De FTC speelt een rol bij de regulering van internet, niet in de laatste plaats omdat de commissie onderzoek doet naar misleidende verklaringen van toonaangevende techbedrijven en socialmediabedrijven over de privacy van de consumentengegevens die ze verzamelen. Zo heeft de FTC bijvoorbeeld onderzoek gedaan naar klachten tegen Facebook over het gebruik van consumentengegevens.

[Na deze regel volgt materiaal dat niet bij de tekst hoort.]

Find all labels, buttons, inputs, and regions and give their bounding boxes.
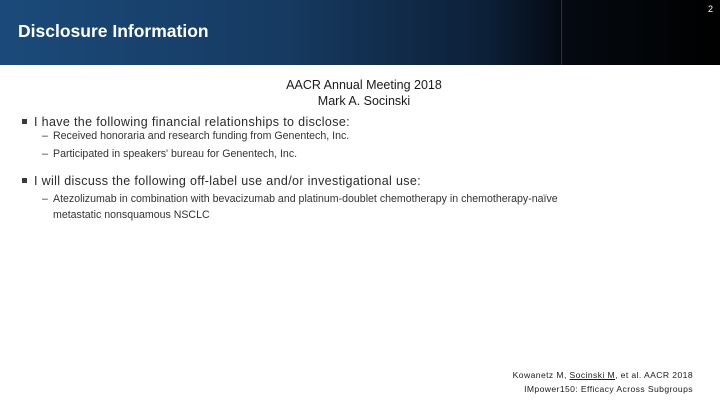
bullet-square-icon — [22, 119, 27, 124]
bullet-square-icon — [22, 178, 27, 183]
subitem-text-continued: metastatic nonsquamous NSCLC — [53, 208, 210, 221]
subitem-text: Received honoraria and research funding from Genentech, Inc. — [53, 130, 350, 142]
dash-icon: – — [42, 130, 48, 142]
bullet-text: I have the following financial relationships to disclose: — [34, 115, 350, 129]
subitem-text: Participated in speakers' bureau for Genentech, Inc. — [53, 148, 298, 160]
subitem-text: Atezolizumab in combination with bevacizumab and platinum-doublet chemotherapy in chemotherapy-naïve — [53, 193, 558, 205]
slide-number: 2 — [707, 4, 713, 14]
presenter-name: Mark A. Socinski — [317, 93, 411, 108]
slide-title: Disclosure Information — [18, 21, 209, 41]
header-divider — [561, 0, 562, 65]
bullet-off-label — [22, 174, 421, 188]
footnote-citation — [513, 368, 693, 396]
subitem-honoraria — [42, 129, 349, 145]
subitem-atezolizumab — [42, 192, 558, 223]
dash-icon: – — [42, 193, 48, 205]
citation-authors-suffix: , et al. AACR 2018 — [615, 370, 693, 380]
bullet-text: I will discuss the following off-label use and/or investigational use: — [34, 174, 421, 188]
citation-study: IMpower150: Efficacy Across Subgroups — [524, 384, 693, 394]
subitem-speakers-bureau — [42, 147, 297, 163]
meeting-info — [0, 78, 720, 109]
citation-authors-prefix: Kowanetz M, — [512, 370, 570, 380]
bullet-financial — [22, 115, 350, 129]
citation-presenter: Socinski M — [569, 370, 616, 380]
meeting-name: AACR Annual Meeting 2018 — [286, 78, 442, 92]
header-band — [0, 0, 720, 65]
citation-authors — [513, 368, 693, 382]
dash-icon: – — [42, 148, 48, 160]
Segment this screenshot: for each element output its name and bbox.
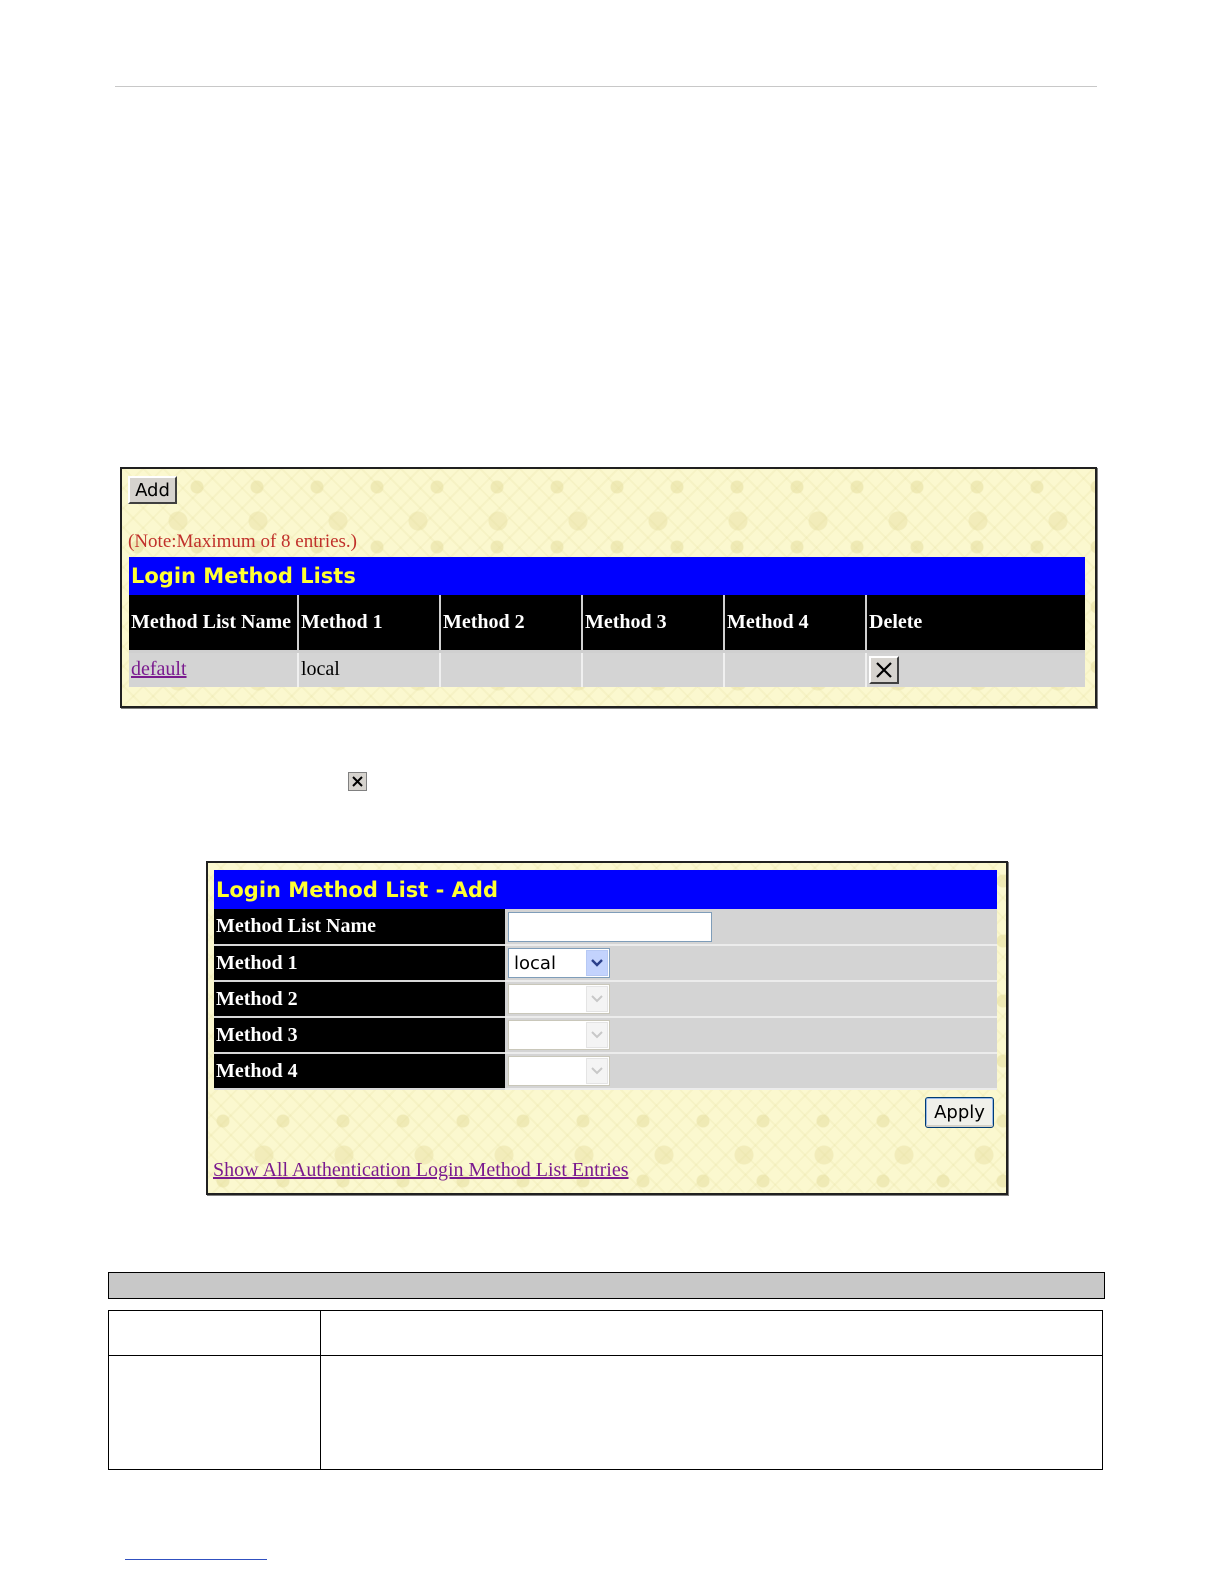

Children’s Online Privacy Protection Act
De Children’s Online Privacy Protection Act uit 1998, ook wel COPPA genoemd, is een Amerikaanse federale wet. Deze wet is bedoeld om ouders invloed te geven op welke informatie online wordt verzameld over hun jonge kinderen. COPPA is van toepassing op exploitanten van commerciële websites en online diensten (met inbegrip van mobiele apps en IoT-apparaten (Internet of Things)) die zich richten op kinderen jonger dan 13 en die persoonsgegevens van kinderen verzamelen.
In de COPPA worden onder meer de volgende belangrijke vereisten gesteld:
- Websites, apps en online-instrumenten die gericht zijn op kinderen jonger dan 13 jaar moeten hiervan melding maken en toestemming van de ouders verkrijgen voordat ze gegevens van kinderen verzamelen.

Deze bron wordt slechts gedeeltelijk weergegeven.